Под подошвами туфель фабрики «Скороход» хрустели разбитые стекла. Как женщина не разбила зеркало? Вихрь звали Ангелина, она вспомнила, но только на миг, и тут же забыла. Отец, застегивая брюки, вскочил с дивана. Пытался просунуть руки между колотящимися руками дикого ветра. Куда там! На паркет полетели позолоченные чашки и блюдца, трофейный сервиз из самой побежденной фашистской Германии. Чашки бились с веселым звоном. Блюдца катились золотыми колесами. Колесо переехало маму. Женщину, похожую на маму. И у нее из перерезанного лица потекла красная кровь; и из рассеченной шеи – черная.

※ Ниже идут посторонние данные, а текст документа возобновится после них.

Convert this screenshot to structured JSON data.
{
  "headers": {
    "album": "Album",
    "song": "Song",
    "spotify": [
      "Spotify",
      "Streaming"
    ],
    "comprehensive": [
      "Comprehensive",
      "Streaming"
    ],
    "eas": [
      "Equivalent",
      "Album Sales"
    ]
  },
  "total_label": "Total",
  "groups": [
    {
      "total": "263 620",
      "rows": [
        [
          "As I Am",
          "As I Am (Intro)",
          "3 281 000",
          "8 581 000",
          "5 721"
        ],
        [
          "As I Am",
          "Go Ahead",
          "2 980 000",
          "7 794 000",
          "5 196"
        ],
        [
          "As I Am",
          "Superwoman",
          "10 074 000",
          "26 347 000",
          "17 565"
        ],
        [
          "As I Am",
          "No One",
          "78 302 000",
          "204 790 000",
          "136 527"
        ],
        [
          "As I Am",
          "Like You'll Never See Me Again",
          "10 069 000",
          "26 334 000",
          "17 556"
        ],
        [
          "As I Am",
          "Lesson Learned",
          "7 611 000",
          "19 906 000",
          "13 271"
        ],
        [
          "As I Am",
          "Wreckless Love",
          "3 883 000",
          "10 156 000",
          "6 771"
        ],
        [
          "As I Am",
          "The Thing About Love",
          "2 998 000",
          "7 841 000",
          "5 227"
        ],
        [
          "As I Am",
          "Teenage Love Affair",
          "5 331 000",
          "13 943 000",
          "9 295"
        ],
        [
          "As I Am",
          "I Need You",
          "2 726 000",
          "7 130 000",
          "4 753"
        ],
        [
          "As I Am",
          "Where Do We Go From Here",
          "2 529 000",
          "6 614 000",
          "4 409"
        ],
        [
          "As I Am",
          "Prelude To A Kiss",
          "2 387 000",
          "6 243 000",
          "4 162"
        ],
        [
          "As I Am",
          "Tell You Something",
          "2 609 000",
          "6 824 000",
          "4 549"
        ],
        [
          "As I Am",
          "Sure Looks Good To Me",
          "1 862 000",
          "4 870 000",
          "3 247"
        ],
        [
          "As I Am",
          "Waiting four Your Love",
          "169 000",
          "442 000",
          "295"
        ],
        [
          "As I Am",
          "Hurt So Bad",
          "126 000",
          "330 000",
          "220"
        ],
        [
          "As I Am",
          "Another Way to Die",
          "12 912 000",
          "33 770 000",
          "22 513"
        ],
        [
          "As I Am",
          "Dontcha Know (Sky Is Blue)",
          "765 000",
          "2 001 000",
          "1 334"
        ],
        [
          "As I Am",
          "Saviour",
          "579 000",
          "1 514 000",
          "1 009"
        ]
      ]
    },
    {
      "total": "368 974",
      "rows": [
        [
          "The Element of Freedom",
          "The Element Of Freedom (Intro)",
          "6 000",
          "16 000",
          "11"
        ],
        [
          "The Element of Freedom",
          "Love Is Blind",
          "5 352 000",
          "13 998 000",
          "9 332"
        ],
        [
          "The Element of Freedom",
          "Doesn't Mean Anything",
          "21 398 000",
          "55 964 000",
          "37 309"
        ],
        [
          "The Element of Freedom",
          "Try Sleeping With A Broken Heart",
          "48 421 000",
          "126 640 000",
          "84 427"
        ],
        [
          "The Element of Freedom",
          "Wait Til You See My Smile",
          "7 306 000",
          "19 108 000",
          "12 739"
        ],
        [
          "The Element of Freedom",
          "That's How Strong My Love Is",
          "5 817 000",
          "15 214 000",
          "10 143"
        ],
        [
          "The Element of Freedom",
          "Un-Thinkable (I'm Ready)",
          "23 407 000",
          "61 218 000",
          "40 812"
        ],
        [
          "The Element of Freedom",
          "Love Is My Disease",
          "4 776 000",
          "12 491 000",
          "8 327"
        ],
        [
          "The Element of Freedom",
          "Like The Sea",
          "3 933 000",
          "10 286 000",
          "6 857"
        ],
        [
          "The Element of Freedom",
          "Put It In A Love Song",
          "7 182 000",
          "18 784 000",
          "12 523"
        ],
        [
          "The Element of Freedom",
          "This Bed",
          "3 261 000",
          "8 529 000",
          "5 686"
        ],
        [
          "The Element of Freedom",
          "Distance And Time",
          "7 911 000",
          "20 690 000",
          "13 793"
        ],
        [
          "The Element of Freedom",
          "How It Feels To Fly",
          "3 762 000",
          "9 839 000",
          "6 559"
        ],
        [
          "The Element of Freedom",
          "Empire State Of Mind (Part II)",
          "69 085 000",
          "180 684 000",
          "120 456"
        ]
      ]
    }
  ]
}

Жена Алексея Касьянова лежала, раскинув руки, среди перебитых чашек и ледяных осколков хрустальных богемских бокалов. Она потеряла сознание. А Манита так в сознание и не пришла. Вместо слов она гудела, как ветер. Вместо слез из нее наружу выходил ветер. Внутри нее рвались молнии, она стала грозой, и боль от грозы была так сильна, что все мысли умерли, и в голове и на языке.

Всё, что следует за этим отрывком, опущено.